The Canadian team had worked in cooperation with the Stadtmuseum on the exhibition about the dealer, who was forced to sell his collection and flee the Nazis. It was due to open in February and travel on to Haifa and Montreal, where Stern eventually settled.

But Düsseldorf's mayor, Thomas Geisel, unexpectedly scrapped the show three months before it was due to open, citing “current demands for information and restitution in German museums in connection with the Galerie Max Stern” as his reason. He later suggested that the exhibition as originally conceived would be “one-sided.”

His decision provoked an outcry from the Canadian and Israeli partners and from the Düsseldorf Jewish community. In a U-turn in December, Geisel said the exhibition would go ahead at a later date in “a more complete and revised form.” He has since appointed an additional curator, Dieter Vorsteher, formerly the head of collections at the German Historical Museum in Berlin, who was to work with the Canadians.

But Catherine MacKenzie, a professor of art history from Montreal, and Philip Dombowsky, the head of the Stern archive at the National Gallery of Canada, now say they will no longer curate the show.       

“I was not prepared to re-engage when my work as part of a team in which I had felt privileged to participate was being increasingly devalued,” MacKenzie says in an email.

Clarence Epstein, the director of the Max Stern Art Restitution Project, says his team has requested reimbursement of €20,000 intended for the exhibition and the catalogue from the city of Düseldorf.

“The decision by the Canadian scholars came as no surprise, given the absence of any collegial exchange or serious exchange with these dedicated experts,” Epstein says in a statement.

Hans-Georg Lohe, the top culture official in Düsseldorf, says he is still hoping to persuade the Canadian partners to take part. “We are seeking more talks and hoping we will come to a good joint decision,” he says. He also says that Düsseldorf has returned €10,000 invested in the exhibition and is examining the outstanding request.

Max Stern took over his father’s Düseldorf art gallery in 1934, a year after the Nazis seized power.
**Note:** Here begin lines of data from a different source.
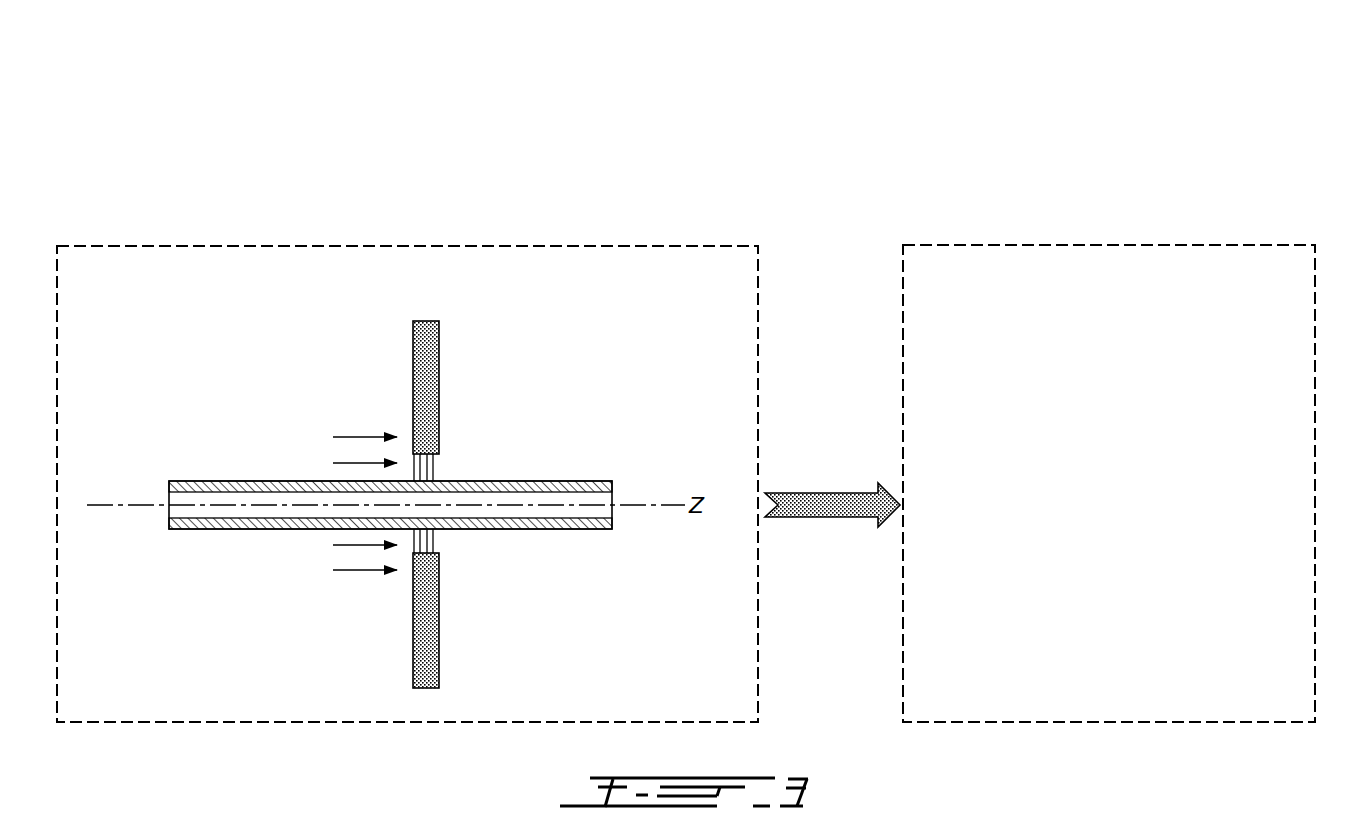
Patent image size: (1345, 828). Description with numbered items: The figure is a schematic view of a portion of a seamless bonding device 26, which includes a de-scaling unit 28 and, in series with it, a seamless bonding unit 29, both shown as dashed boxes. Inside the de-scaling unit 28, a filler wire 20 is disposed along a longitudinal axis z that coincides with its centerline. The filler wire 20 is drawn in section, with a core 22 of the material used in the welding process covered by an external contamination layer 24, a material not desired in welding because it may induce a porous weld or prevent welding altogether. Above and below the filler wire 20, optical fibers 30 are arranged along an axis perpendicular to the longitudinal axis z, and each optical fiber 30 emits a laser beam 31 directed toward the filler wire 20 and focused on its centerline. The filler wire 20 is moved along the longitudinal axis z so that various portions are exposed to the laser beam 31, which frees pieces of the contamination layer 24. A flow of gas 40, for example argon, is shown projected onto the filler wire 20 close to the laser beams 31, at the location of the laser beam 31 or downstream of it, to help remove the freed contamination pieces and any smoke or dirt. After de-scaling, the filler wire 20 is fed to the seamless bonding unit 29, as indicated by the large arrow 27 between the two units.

The filler wire 20 is at (192, 443).
The core 22 is at (390, 496).
The contamination layer 24 is at (323, 479).
The seamless bonding device 26 is at (390, 158).
The arrow 27 is at (825, 492).
The de-scaling unit 28 is at (557, 246).
The seamless bonding unit 29 is at (1043, 245).
The optical fiber 30 is at (439, 341).
The laser beam 31 is at (436, 467).
The flow of gas 40 is at (353, 436).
He was no longer allowed to practice his profession after 1935 and was forced to liquidate his gallery and sell the inventory at the Lempertz auction house in Cologne. He fled to London in 1938 and later settled in Canada.

Stern died without children in 1987 and left the bulk of his estate to three universities—Concordia and McGill in Montreal and Hebrew University in Jerusalem. In 2002, the universities launched the Max Stern Art Restitution Project, a campaign to recover the lost art. The foundation is seeking around 400 works altogether. Among the works it has claimed is a painting by Wilhelm von Schadow, The Artist’s Children, that once hung in the mayor’s office and remains in Düsseldorf’s city collection.

Lohe says that Düsseldorf still plans to host a symposium in November on Max Stern’s life and legacy. The exhibition is due to run from September 2019 to January 2020, he says.

Separately, the Zentralinstitut für Kunstgeschichte (Central Institute for Art History) in Munich has been awarded €120,000 from the German Lost Art Foundation to investigate the circumstances under which Stern’s art was lost and the dealer was forced to emigrate. The new initiative, the Stern Cooperation Project, will include researchers from Canada and Israel.